䨝嵐皺了皺眉,放下手中的茶盞:「南境百越?那地方常年瘴氣瀰漫,地形複雜,尋常修士去不得,莫非又是那些殘留的邪魔外道在暗中搗鬼?」
「不錯。南境之事非同小可,不僅牽涉到地脈靈氣,更與百年前被封印的魔息有關。長春谷擅長醫道與藥理,卻不以鎮魔見長;棲雪塢既掌守護之責,此事自然不能袖手旁觀。」
他目光越過眾人,最終落在了坐在石桌旁的䨝嵐與暮閆身上。
「䨝嵐,暮閆。」
兩人同時一怔,隨即站起身來躬身應道:「弟子在。」
洛玄衡語調沉穩而嚴肅:「此次南境百越之行,兇險難料。暮閆身為渡鈴仙君,其渡靈根對魔氣與怨血最為敏感;䨝嵐劍法雖利,但心性有時過於急躁。命爾等二人攜手同行,前往南境逐一清查受侵蝕的靈脈,並協助長春谷穩住當地局勢。」
目光在兩人身上停留了片刻:「此去路途遙遠,且魔氣盤根錯節,你們二人需在當地駐留一段時日,少則幾日,多則三月。沒有本尊的傳訊,不得擅自返回。」
聽到要離塢這麼久,萳昭頓時有些急了,忍不住上前一步:「師尊,南境那地方凶險異常,要不讓我也跟著去吧?多個人也能多個照應!」
「你閉嘴。」洛玄衡冷冷地瞥了他一眼,「手頭的歷練文書還沒交齊,這幾日給我把劍譜抄十遍,哪也不許去。
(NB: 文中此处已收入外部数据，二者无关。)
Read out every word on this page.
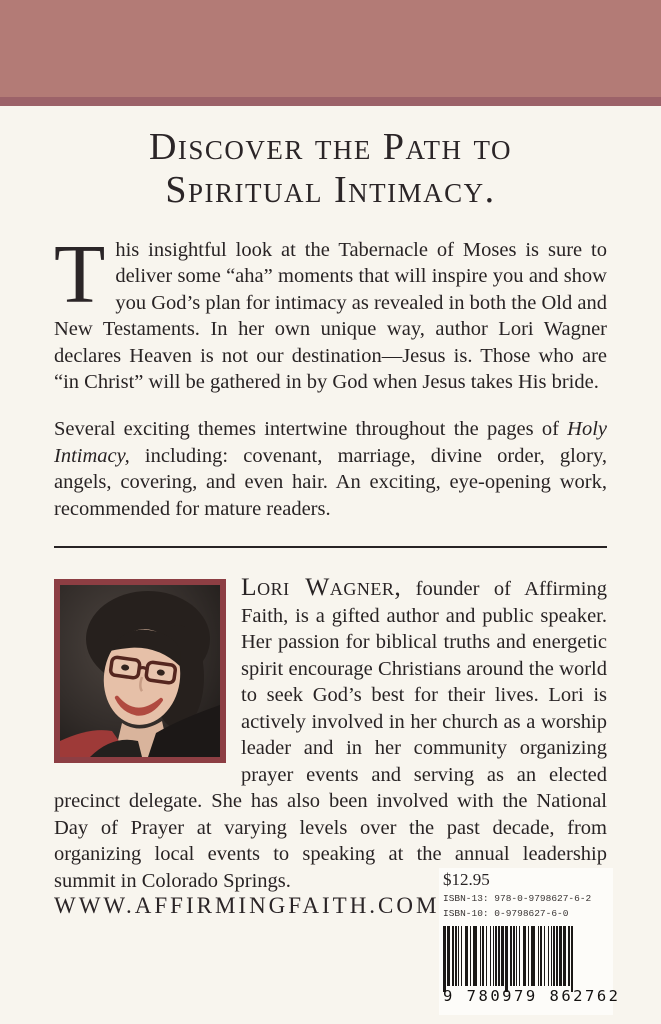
Discover the Path to
Spiritual Intimacy.

This insightful look at the Tabernacle of Moses is sure to deliver some “aha” moments that will inspire you and show you God’s plan for intimacy as revealed in both the Old and New Testaments. In her own unique way, author Lori Wagner declares Heaven is not our destination—Jesus is. Those who are “in Christ” will be gathered in by God when Jesus takes His bride.

Several exciting themes intertwine throughout the pages of Holy Intimacy, including: covenant, marriage, divine order, glory, angels, covering, and even hair. An exciting, eye-opening work, recommended for mature readers.

Lori Wagner, founder of Affirming Faith, is a gifted author and public speaker. Her passion for biblical truths and energetic spirit encourage Christians around the world to seek God’s best for their lives. Lori is actively involved in her church as a worship leader and in her community organizing prayer events and serving as an elected precinct delegate. She has also been involved with the National Day of Prayer at varying levels over the past decade, from organizing local events to speaking at the annual leadership summit in Colorado Springs.
WWW.AFFIRMINGFAITH.COM
$12.95
ISBN-13: 978-0-9798627-6-2
ISBN-10: 0-9798627-6-0
9 780979 862762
」
萳昭像洩了氣的皮球般垮下肩膀,惹得一旁的霽晚晴掩嘴輕笑。
䨝嵐倒是沒有半點懼色,反而應承下來:「請師尊放心,弟子定會護好小師弟,不辱使命。」
暮閆也微微躬身:「弟子遵命,定不負師尊所託。」
洛玄衡眼底掠過一絲柔和,面上卻依舊不動聲色:「行了,時候不早,晚晴帶你大師兄去整理藥庫,你們二人回去收拾行裝,三日後啟程南下。」